A high-throughput drug screen targeting ARID1A synthetic lethal effects revealed dasatinib, a multitarget kinase inhibitor, as a clinically used selective drug for ARID1A-mutated OCCC cell lines [57]. The sensitivity of dasatinib in ARID1A-mutated cancer cells is characterized by G1 cell cycle arrest, followed by p21- and Rb-associated apoptosis. Studies focusing on cellular metabolism as a new concept of synthetic lethal approaches have shown that ARID1A-deficient tumors are vulnerable to glutathione (GSH) metabolism [58]. ARID1A maintains GSH homeostasis by modulating SLC7A11 expression (a transporter of cysteine, a key source for GSH) and therefore maintains an intricate balance between GSH and reactive oxygen species (ROS). Inhibition of the GSH metabolic pathway using either APR-246 or buthionine sulfoximine (BSO, a rate-limiting enzyme in GSH synthesis) in ARID1A-deficient tumors collapses the GSH-ROS balance, followed by apoptosis by ROS.

The ARID1A deficiency status is used for OCCC patient stratification in both clinical settings and trials. OCCC with ARID1A mutation shows selective sensitivity to gemcitabine, although the underlying molecular mechanism is unclear [59]. Gemcitabine is commonly available for EOC treatment, so this finding might directly contribute to precision medicine for OCCC. In addition, a phase II retrospective study on dasatinib for recurrent or persistent ovarian and endometrial clear cell carcinoma to evaluate antitumor effects with regard to the ARID1A expression status is ongoing (NCT02059265) [43].

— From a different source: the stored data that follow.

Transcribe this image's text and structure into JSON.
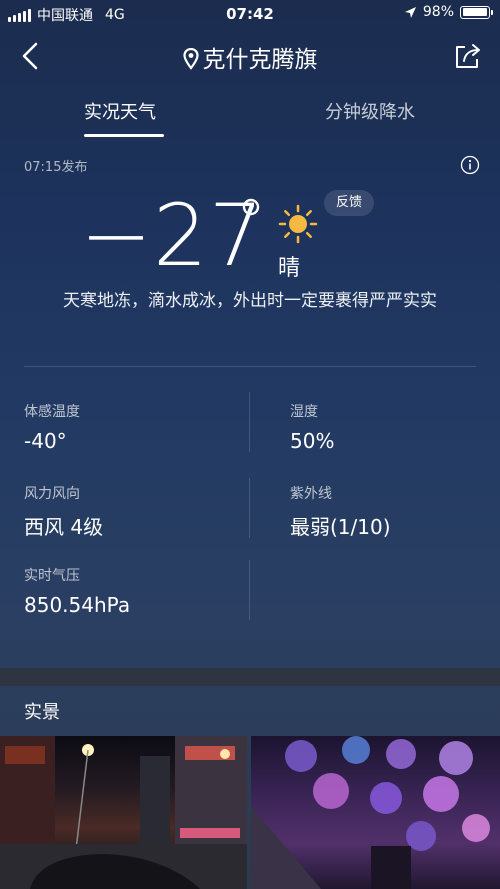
{
  "status_bar": {
    "carrier": "中国联通",
    "network": "4G",
    "time": "07:42",
    "battery": "98%",
    "battery_level": 0.98
  },
  "nav": {
    "title": "克什克腾旗",
    "back_icon": "chevron-left-icon",
    "location_icon": "pin-icon",
    "share_icon": "share-icon"
  },
  "tabs": {
    "current": "实况天气",
    "minute": "分钟级降水"
  },
  "weather": {
    "publish_time": "07:15发布",
    "temperature": "−27",
    "condition": "晴",
    "condition_icon": "sun-icon",
    "feedback_label": "反馈",
    "tip": "天寒地冻，滴水成冰，外出时一定要裹得严严实实"
  },
  "details": {
    "feels_like": {
      "label": "体感温度",
      "value": "-40°"
    },
    "humidity": {
      "label": "湿度",
      "value": "50%"
    },
    "wind": {
      "label": "风力风向",
      "value": "西风 4级"
    },
    "uv": {
      "label": "紫外线",
      "value": "最弱(1/10)"
    },
    "pressure": {
      "label": "实时气压",
      "value": "850.54hPa"
    }
  },
  "live_scene": {
    "title": "实景"
  },
  "colors": {
    "background_top": "#1b2c4e",
    "background_bottom": "#2d3a4d",
    "sun": "#f5b942"
  }
}
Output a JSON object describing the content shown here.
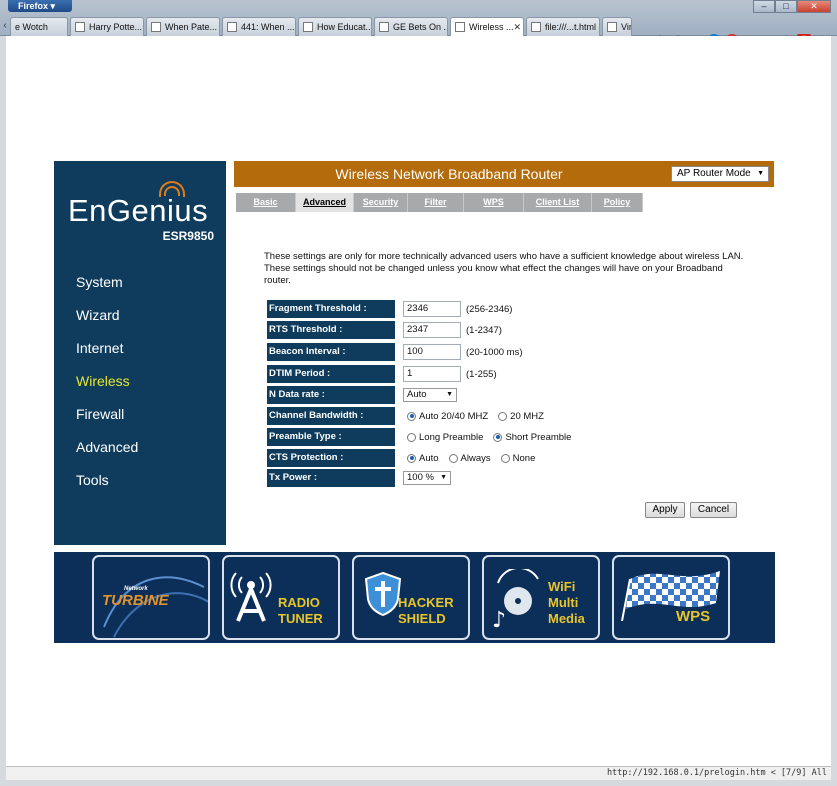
{
  "browser": {
    "app_button": "Firefox",
    "window_controls": [
      "–",
      "□",
      "✕"
    ],
    "tabs": [
      {
        "label": "e Wotch",
        "active": false
      },
      {
        "label": "Harry Potte...",
        "active": false
      },
      {
        "label": "When Pate...",
        "active": false
      },
      {
        "label": "441: When ...",
        "active": false
      },
      {
        "label": "How Educat...",
        "active": false
      },
      {
        "label": "GE Bets On ...",
        "active": false
      },
      {
        "label": "Wireless ...",
        "active": true
      },
      {
        "label": "file:///...t.html",
        "active": false
      },
      {
        "label": "Vir",
        "active": false
      }
    ],
    "status_url": "http://192.168.0.1/prelogin.htm < [7/9] All"
  },
  "router": {
    "brand": "EnGenius",
    "model": "ESR9850",
    "header_title": "Wireless Network Broadband Router",
    "mode_select": "AP Router Mode",
    "nav": [
      {
        "label": "System",
        "active": false
      },
      {
        "label": "Wizard",
        "active": false
      },
      {
        "label": "Internet",
        "active": false
      },
      {
        "label": "Wireless",
        "active": true
      },
      {
        "label": "Firewall",
        "active": false
      },
      {
        "label": "Advanced",
        "active": false
      },
      {
        "label": "Tools",
        "active": false
      }
    ],
    "subtabs": [
      {
        "label": "Basic",
        "active": false
      },
      {
        "label": "Advanced",
        "active": true
      },
      {
        "label": "Security",
        "active": false
      },
      {
        "label": "Filter",
        "active": false
      },
      {
        "label": "WPS",
        "active": false
      },
      {
        "label": "Client List",
        "active": false
      },
      {
        "label": "Policy",
        "active": false
      }
    ],
    "description": "These settings are only for more technically advanced users who have a sufficient knowledge about wireless LAN. These settings should not be changed unless you know what effect the changes will have on your Broadband router.",
    "settings": {
      "fragment": {
        "label": "Fragment Threshold :",
        "value": "2346",
        "hint": "(256-2346)"
      },
      "rts": {
        "label": "RTS Threshold :",
        "value": "2347",
        "hint": "(1-2347)"
      },
      "beacon": {
        "label": "Beacon Interval :",
        "value": "100",
        "hint": "(20-1000 ms)"
      },
      "dtim": {
        "label": "DTIM Period :",
        "value": "1",
        "hint": "(1-255)"
      },
      "ndata": {
        "label": "N Data rate :",
        "value": "Auto"
      },
      "bandwidth": {
        "label": "Channel Bandwidth :",
        "options": [
          "Auto 20/40 MHZ",
          "20 MHZ"
        ],
        "selected": 0
      },
      "preamble": {
        "label": "Preamble Type :",
        "options": [
          "Long Preamble",
          "Short Preamble"
        ],
        "selected": 1
      },
      "cts": {
        "label": "CTS Protection :",
        "options": [
          "Auto",
          "Always",
          "None"
        ],
        "selected": 0
      },
      "txpower": {
        "label": "Tx Power :",
        "value": "100 %"
      }
    },
    "apply_label": "Apply",
    "cancel_label": "Cancel",
    "banner": {
      "turbine_small": "Network",
      "turbine": "TURBINE",
      "radio": "RADIO",
      "tuner": "TUNER",
      "hacker": "HACKER",
      "shield": "SHIELD",
      "wifi": "WiFi",
      "multi": "Multi",
      "media": "Media",
      "wps": "WPS"
    }
  },
  "colors": {
    "nav_bg": "#0f3c5c",
    "header_bg": "#b46b0c",
    "active_nav": "#e7e82d",
    "banner_bg": "#0c2f5a"
  }
}
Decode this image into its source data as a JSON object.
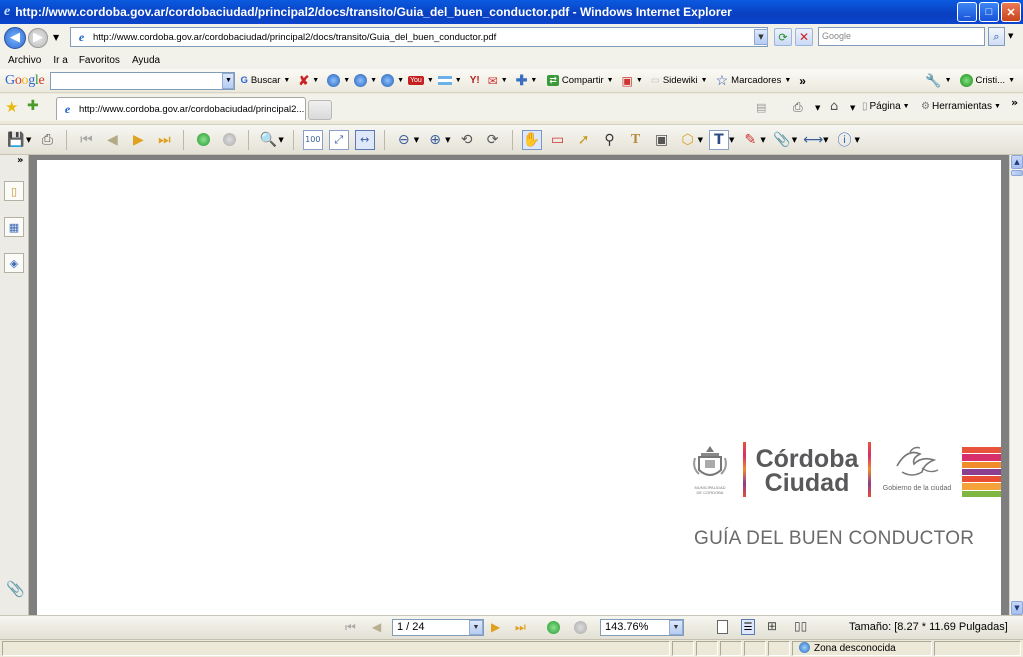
{
  "window": {
    "title": "http://www.cordoba.gov.ar/cordobaciudad/principal2/docs/transito/Guia_del_buen_conductor.pdf - Windows Internet Explorer"
  },
  "address": {
    "url": "http://www.cordoba.gov.ar/cordobaciudad/principal2/docs/transito/Guia_del_buen_conductor.pdf",
    "search_placeholder": "Google"
  },
  "menu": [
    "Archivo",
    "Ir a",
    "Favoritos",
    "Ayuda"
  ],
  "google_toolbar": {
    "logo": "Google",
    "search_btn": "Buscar",
    "share": "Compartir",
    "sidewiki": "Sidewiki",
    "bookmarks": "Marcadores",
    "more": "»",
    "user": "Cristi..."
  },
  "tabs": {
    "active_label": "http://www.cordoba.gov.ar/cordobaciudad/principal2...",
    "page_menu": "Página",
    "tools_menu": "Herramientas"
  },
  "pdf": {
    "logo_line1": "Córdoba",
    "logo_line2": "Ciudad",
    "muni_text_1": "MUNICIPALIDAD",
    "muni_text_2": "DE CORDOBA",
    "gov_text": "Gobierno de la ciudad",
    "doc_title": "GUÍA DEL BUEN CONDUCTOR",
    "stripe_colors": [
      "#e8533c",
      "#d62f6b",
      "#f08c2c",
      "#8a3f8f",
      "#e94d32",
      "#f3a33a",
      "#7fb541"
    ]
  },
  "navbar": {
    "page": "1 / 24",
    "zoom": "143.76%",
    "size": "Tamaño: [8.27 * 11.69 Pulgadas]"
  },
  "status": {
    "zone": "Zona desconocida"
  }
}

9.6 Immunological Landscape

Pembrolizumab is a humanized monoclonal antibody against programmed death-1 (PD-1) and is approved for any unresectable or metastatic solid tumor with microsatellite instability (MSI). MSI with a high tumor mutation burden arises from mismatch repair (MMR) deficiency caused by either germline mutations in MMR gene components in Lynch syndrome patients or somatic hypermethylation of the MLH1 promoter region in tumors. Histological subtypes of EOC associated with Lynch syndrome include endometrioid carcinoma and OCCC [60]. The frequency of aberrant MMR expression, as assayed by IHC, is 6–13% in OCCC [61,62,63], and MMR expression and MSI status are correlated [63, 64].

In the KEYNOTE-100 phase II study on pembrolizumab in 376 recurrent EOC patients, the objective response rate (ORR) of OCCC was 15.8%, although the overall ORR was 8% [65]. Importantly, this study also showed that higher PD-L1 expression in tumors is correlated with a higher ORR; ~50% of OCCC patients showed positive PD-L1 expression regardless of the MMR status [62, 63], indicating that a large percentage of OCCC patients might benefit from this new therapeutic approach of immune checkpoint blockade. ARID1A deficiency induced impaired MMR via interaction with MSH2, followed by increased PD-L1 expression, in a syngeneic ovarian cancer mouse model [66]. In another phase II study on the anti-PD-1 antibody nivolumab in 20 platinum-resistant EOC patients, 2 patients (one with OCCC) showed a durable complete response [67]. Other ongoing clinical trials targeting immune checkpoint blockade for OCCC include the MOCCA phase II randomized study on durvalumab, which targets PD-L1, versus chemotherapy (NCT03405454) [44] and the BrUOG 354 phase II randomized study on nivolumab plus ipilimumab, which target CTLA4, versus only nivolumab (NCT03355976) [44] (Table 9.2).

9.7 Conclusion

The clinical need for OCCC treatment is still unmet. Alternative therapeutic strategies using targeted therapies based on the molecular characteristics of OCCC might significantly affect the clinical outcome in OCCC patients. Given its low prevalence, the proof-of-concept via adequately designed clinical trials with international collaboration on the basis of the OCCC molecular landscapes are required in order to develop precision medicine for OCCC.